一般人恐怕很難想像,連大米都有可用的添加劑。這是一種叫做「殼聚糖」的物質,這種物質從蝦、蟹等動物的殼中提取,可以在大米表面形成薄膜,讓大米顯得光潔漂亮,形成更好的賣相。在激烈的市場競爭下,進行這類添加難以避免。
不管是更大量、更便宜、口感更好、賣相更好,發達的化學工業已提供了無數解決方案。其中最令人驚訝的例子恐怕是「低鎘水稻品種」。這個產品說明了我們無法逃離的技術與工業化邏輯。
因為土壤污染,鎘大米問題在日本自1950年爆發,長期服用鎘米導致關節變形,全身疼痛,伴隨終身的恐怖後遺症。
2013年,《中華工商時報》披露湖南產的問題鎘大米流入廣州。隨後的調查顯示,在華東等6個地區的縣級以上市場中,隨機採購的大米樣品有10%左右鎘超標。這背後折射出的是土地污染。這件事情沒有簡單的解決方法,因為土壤污染是不可逆的。
看着越來越長的配料表,與越來越複雜的糧食食品技術,我們該如何理解它們與健康的關係呢?
3.
知識與監管的邊界
在食品添加問題上,有兩個派別,一種是「儘量少添加」派,這一派大多是相對保守的自然主義者;另一派則是「如無禁止即可」派,他們更信賴科學和技術。
後者擁抱科技與工業,相信科技和工業化不僅讓食品更好吃,也更健康,所以添加物並無問題,只要劑量安全就行。
這次食用油混裝事件也有人持類似觀點,如果是煤制油車,其中殘留的芳香烴物質也遠未到致癌劑量,不會對健康造成很大風險。在第二派的觀念中,我們只需要制定相關標準,並使得這些企業符合相關標準就行。
這就是此前提到的監管中心主義,認為解決食安問題的核心就是監管。
現在我們的監管體系是什麼樣的呢?從制度上,我國的食安監管體系完善而複雜。現行有效的《食品安全法》首次頒佈於2009年,並在2015年進行了重大修訂,有着「史上最嚴」的評價。
而在2023年,國家衛生健康委頒佈了《食品安全標準管理辦法》(簡稱「《食安標準法》」),代替原衛生部2010年發佈的《食品安全國家標準管理辦法》,並已於2023年12月1日生效。這個全新體系,使各種食品的生產、加工、儲存、運輸、銷售等環節都需要根據食品安全標準進行嚴格的監測和監管。
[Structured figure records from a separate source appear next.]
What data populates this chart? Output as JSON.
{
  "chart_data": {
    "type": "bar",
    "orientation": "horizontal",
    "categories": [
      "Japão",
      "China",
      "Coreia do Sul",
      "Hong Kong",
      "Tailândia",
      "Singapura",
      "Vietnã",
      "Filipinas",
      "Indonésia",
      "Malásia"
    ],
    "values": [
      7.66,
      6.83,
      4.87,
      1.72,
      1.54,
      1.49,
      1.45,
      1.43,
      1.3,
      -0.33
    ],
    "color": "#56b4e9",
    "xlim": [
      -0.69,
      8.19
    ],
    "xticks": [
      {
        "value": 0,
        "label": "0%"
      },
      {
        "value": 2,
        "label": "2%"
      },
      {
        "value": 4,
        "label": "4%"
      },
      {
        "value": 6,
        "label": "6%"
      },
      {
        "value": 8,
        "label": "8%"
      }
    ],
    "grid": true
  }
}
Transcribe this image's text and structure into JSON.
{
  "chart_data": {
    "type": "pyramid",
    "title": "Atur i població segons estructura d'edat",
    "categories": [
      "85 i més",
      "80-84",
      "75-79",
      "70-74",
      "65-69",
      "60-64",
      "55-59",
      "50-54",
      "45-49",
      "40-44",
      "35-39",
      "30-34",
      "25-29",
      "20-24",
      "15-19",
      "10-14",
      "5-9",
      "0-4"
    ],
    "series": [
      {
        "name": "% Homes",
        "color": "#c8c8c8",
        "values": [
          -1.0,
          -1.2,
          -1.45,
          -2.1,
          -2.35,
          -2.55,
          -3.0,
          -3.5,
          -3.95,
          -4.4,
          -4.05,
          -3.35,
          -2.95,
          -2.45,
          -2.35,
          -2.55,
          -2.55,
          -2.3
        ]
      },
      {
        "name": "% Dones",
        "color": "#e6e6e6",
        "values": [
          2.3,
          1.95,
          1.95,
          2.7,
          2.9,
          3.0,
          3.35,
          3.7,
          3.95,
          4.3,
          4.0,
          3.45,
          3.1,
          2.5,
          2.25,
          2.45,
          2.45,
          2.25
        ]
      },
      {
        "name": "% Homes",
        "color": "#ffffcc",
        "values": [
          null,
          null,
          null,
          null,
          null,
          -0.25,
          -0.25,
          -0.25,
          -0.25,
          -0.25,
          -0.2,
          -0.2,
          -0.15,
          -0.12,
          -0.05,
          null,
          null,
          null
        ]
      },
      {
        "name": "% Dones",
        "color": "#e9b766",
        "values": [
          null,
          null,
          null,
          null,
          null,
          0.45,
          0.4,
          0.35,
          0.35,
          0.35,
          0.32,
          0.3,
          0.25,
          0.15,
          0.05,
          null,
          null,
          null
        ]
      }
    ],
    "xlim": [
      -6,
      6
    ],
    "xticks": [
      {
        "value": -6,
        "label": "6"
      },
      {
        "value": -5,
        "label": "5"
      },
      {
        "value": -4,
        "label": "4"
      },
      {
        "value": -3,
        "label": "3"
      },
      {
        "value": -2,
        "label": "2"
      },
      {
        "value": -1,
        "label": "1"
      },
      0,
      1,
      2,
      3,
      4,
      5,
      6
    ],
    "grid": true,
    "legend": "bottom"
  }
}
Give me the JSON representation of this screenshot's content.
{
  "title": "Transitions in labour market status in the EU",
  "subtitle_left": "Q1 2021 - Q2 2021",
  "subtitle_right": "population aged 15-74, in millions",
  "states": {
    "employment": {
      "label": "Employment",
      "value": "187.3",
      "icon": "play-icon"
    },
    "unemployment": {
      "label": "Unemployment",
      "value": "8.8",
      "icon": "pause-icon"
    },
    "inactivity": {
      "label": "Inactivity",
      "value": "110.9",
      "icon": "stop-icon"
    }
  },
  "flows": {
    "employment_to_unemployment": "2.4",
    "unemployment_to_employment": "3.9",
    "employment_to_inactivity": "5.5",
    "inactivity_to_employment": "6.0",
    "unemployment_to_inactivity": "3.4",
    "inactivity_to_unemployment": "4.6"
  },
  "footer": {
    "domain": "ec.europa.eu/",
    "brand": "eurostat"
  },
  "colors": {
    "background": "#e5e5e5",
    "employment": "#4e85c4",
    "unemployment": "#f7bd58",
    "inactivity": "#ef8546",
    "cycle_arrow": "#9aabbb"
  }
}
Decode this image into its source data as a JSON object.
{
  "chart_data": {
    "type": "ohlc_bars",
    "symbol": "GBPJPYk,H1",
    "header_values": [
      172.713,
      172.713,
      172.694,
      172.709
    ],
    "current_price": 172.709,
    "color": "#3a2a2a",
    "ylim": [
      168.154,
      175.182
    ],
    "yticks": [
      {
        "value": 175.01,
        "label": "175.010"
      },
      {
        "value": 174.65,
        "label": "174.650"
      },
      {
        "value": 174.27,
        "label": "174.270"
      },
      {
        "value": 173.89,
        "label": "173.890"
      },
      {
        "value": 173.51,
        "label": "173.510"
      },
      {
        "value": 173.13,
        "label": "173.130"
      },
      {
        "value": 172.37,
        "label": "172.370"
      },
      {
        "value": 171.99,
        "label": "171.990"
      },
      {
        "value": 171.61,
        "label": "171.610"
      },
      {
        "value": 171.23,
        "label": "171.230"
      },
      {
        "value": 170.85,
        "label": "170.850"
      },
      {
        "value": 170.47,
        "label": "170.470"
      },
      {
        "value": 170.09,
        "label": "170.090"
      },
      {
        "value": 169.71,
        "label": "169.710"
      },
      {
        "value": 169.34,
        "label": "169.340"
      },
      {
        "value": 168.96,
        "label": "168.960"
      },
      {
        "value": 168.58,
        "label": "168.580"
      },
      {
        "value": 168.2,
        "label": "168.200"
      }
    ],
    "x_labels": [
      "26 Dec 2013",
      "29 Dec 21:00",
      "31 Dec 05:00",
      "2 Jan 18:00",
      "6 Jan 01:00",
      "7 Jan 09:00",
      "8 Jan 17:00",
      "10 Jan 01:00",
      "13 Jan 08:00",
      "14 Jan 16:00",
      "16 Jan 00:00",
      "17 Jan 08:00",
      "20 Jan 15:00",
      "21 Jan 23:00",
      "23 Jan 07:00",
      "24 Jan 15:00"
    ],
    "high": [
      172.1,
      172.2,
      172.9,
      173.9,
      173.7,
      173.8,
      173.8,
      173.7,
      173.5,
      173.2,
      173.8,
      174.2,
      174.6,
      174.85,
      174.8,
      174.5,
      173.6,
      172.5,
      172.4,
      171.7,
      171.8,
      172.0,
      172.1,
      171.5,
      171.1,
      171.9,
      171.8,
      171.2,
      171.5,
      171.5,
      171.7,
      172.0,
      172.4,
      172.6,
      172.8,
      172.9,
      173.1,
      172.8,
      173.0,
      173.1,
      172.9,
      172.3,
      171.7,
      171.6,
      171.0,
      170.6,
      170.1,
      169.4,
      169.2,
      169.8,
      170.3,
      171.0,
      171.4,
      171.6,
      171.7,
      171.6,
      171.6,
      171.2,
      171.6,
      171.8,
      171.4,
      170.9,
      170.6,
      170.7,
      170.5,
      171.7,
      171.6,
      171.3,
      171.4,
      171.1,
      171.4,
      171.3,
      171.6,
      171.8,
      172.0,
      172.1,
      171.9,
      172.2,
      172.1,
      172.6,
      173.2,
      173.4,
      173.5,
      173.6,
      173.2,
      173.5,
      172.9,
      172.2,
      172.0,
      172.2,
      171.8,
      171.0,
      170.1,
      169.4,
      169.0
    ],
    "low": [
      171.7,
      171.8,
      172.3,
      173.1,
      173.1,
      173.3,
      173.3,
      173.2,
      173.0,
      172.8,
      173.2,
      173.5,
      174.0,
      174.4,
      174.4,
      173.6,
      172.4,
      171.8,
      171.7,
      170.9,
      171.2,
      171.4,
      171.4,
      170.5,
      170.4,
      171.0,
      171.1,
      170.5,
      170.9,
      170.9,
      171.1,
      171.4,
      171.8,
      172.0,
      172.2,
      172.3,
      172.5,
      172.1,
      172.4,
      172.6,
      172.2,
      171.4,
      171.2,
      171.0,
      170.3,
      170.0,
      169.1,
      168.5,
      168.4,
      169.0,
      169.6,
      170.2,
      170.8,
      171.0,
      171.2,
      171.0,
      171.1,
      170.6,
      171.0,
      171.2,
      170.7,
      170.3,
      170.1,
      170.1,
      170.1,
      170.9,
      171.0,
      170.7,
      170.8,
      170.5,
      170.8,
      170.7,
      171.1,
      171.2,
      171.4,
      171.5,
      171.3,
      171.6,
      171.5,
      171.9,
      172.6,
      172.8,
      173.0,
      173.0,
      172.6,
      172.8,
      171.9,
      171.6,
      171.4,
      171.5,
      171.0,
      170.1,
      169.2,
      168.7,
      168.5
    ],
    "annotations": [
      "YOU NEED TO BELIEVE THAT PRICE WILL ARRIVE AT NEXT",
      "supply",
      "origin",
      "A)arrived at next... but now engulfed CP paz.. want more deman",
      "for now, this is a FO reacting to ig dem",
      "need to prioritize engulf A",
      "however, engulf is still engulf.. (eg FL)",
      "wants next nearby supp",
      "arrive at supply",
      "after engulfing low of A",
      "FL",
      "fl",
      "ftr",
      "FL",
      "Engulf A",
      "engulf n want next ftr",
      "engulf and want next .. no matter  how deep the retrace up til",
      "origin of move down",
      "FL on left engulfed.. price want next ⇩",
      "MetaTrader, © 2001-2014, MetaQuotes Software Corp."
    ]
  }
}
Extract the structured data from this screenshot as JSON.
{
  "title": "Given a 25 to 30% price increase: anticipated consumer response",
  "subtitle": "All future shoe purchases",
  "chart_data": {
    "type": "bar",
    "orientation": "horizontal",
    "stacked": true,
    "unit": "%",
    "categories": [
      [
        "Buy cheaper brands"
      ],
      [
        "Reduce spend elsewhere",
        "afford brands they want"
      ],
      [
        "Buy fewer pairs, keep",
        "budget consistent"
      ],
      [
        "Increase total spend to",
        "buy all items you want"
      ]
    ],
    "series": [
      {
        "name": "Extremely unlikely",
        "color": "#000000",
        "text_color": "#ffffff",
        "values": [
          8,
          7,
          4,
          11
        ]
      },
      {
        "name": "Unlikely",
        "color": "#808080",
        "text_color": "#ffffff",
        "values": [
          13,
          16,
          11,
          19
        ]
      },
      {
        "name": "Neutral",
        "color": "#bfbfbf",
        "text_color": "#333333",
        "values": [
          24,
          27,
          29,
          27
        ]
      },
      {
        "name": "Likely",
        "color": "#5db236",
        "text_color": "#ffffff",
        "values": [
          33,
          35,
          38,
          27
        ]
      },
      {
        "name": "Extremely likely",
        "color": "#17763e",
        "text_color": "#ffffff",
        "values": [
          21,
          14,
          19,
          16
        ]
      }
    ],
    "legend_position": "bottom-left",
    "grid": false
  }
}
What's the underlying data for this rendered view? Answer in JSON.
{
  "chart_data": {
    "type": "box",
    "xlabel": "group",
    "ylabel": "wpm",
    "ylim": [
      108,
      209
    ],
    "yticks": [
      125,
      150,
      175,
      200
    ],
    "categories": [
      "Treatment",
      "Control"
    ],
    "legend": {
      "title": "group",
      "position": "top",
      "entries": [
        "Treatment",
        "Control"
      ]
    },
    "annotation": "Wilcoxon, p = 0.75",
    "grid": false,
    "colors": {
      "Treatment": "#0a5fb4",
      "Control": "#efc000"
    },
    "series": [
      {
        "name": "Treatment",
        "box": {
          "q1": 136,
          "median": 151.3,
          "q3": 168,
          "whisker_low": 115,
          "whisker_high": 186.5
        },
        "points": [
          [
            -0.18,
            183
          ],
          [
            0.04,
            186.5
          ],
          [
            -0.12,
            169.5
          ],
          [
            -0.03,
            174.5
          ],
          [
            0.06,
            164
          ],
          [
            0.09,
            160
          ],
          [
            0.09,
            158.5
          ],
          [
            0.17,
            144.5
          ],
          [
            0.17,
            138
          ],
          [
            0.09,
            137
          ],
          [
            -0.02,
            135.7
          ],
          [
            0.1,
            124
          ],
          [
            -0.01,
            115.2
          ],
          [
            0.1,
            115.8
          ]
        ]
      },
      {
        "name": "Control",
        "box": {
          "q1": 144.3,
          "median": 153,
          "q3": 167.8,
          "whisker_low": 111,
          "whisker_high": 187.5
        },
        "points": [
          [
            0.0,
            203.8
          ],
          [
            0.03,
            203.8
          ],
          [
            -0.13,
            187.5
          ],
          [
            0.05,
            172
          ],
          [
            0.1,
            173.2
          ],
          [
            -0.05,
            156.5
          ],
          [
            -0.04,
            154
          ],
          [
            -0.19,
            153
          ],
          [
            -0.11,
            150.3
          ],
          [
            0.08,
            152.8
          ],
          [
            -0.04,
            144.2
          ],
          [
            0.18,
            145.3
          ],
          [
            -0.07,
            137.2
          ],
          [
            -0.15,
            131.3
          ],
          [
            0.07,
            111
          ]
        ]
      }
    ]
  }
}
針對任何一種食品,都有國家通用食品標準、專項產品標準、生產經營規範標準、檢驗方法標準。此外,還有國家和地方的非強制性推薦標準。
除了標準外,對食品、食品添加劑的生產經營,及直接接觸食品的包裝材料等具有較高風險的食品相關產品,均實行許可制度,還建立了食品安全全程追溯制度等等。既然這麼嚴格,油罐車混裝食用油為何還是發生了?
監管體系有很多難以覆蓋的地方,例如在食品生產的末端,比如餐廳、奶茶店到消費者的這個端點,很難在中間進行食安檢測,這也是問題的高發地帶。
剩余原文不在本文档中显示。